In a phone conversation, the encyclopedias author and IANTD founder Tom Mount reported that IANTD does not yet teach IWR because of its lack of broad acceptance. He includes a caveat that IWR is only to be done by qualified & properly equipped individuals in remote areas where a chamber is not readily available. When pressed for an example of such a location, he named Bikini, where chamber treatment could be 36 hours away. Fascinatingly, he mentioned performing the technique on about 15 divers over the years, including his wife during a trip a Roatan before a chamber was available there. His reported success rate is a startling 100%.
I don't want to sound like a cheerleader for IWR--I am not. However, I think this illustrates a problem with statistics on IWR, as I mentioned above. When someone does it in an emergency situation and it works, we never hear about it. We only hear about it when it doesn't work. That skews the performance statistics more than a little bit. I personally know of three attempts, although I was not physically present for any of them. All three were successful--and not reported except to the agency under whose instruction the incidents occurred. I do not know what they did with those reports, but I do know the agency was considering creating a course for it.
So far based on the information reported here, for the Libyan specific scenario where no 100% O2, properly trained divers or support personnel are available, IWR on air for divers who surface with DCS is, in the best scenario, useless and would actually cause more harm than good.

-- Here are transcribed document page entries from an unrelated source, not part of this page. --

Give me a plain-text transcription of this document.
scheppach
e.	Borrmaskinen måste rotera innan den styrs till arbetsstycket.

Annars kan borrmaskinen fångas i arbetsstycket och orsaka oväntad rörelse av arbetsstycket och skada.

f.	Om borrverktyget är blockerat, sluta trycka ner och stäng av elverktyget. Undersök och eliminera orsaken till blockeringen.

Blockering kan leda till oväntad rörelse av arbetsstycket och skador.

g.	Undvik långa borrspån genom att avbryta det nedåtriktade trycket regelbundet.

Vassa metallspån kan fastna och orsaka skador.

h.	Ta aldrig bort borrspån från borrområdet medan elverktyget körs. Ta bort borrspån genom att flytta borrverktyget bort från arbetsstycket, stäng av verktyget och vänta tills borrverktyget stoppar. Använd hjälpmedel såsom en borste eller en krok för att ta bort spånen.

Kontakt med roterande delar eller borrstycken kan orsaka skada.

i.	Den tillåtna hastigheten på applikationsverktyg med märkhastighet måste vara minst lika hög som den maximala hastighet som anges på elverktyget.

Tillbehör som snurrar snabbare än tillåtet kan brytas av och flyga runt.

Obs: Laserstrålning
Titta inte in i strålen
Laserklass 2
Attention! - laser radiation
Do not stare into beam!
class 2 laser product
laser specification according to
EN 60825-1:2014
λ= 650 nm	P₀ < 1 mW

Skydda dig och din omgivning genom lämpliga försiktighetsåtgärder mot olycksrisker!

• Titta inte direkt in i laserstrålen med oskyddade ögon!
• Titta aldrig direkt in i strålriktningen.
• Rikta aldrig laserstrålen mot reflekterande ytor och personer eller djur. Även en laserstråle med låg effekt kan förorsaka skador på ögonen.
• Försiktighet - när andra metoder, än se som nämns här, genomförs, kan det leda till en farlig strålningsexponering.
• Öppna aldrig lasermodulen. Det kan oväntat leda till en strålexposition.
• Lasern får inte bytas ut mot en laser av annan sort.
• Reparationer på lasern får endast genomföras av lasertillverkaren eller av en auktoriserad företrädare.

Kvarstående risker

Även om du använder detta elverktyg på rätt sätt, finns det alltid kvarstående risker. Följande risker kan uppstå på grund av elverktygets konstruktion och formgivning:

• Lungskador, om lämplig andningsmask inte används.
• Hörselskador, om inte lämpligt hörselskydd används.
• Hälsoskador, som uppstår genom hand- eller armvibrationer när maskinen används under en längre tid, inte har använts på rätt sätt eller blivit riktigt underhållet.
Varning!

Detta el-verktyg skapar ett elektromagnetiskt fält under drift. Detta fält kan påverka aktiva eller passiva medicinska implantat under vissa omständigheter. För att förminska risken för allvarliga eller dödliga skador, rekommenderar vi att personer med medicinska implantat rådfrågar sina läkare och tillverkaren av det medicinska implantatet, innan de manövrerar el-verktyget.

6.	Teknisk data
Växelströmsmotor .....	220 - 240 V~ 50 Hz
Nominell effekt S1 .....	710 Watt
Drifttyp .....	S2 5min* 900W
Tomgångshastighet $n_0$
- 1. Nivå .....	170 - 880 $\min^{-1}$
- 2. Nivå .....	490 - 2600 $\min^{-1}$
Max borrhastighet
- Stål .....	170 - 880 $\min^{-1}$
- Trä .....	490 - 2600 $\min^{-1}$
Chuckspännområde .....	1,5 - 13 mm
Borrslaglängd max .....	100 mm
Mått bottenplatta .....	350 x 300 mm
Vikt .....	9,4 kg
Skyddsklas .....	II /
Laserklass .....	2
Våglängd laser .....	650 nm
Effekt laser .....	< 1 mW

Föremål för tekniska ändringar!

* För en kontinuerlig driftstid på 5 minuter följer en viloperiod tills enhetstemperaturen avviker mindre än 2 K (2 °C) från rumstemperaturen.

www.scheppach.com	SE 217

I would like to refer to what I just said for comparison. In the cases I mentioned, the treated divers had full face masks, oxygen, and a printed version of an established protocol (I believe Australian) ready to go when the symptoms began. That was not blind luck. The divers were in a remote area, and they knew they were very, very far from a chamber. They decided ahead of time that they would have those implements on hand in case they were needed. I dived many times there with those implements on hand, but we didn't need them when I was present. If I were diving in a remote location where I thought it might be possible that we would need to do IWR, I would try to make sure I had the equipment needed for it on hand.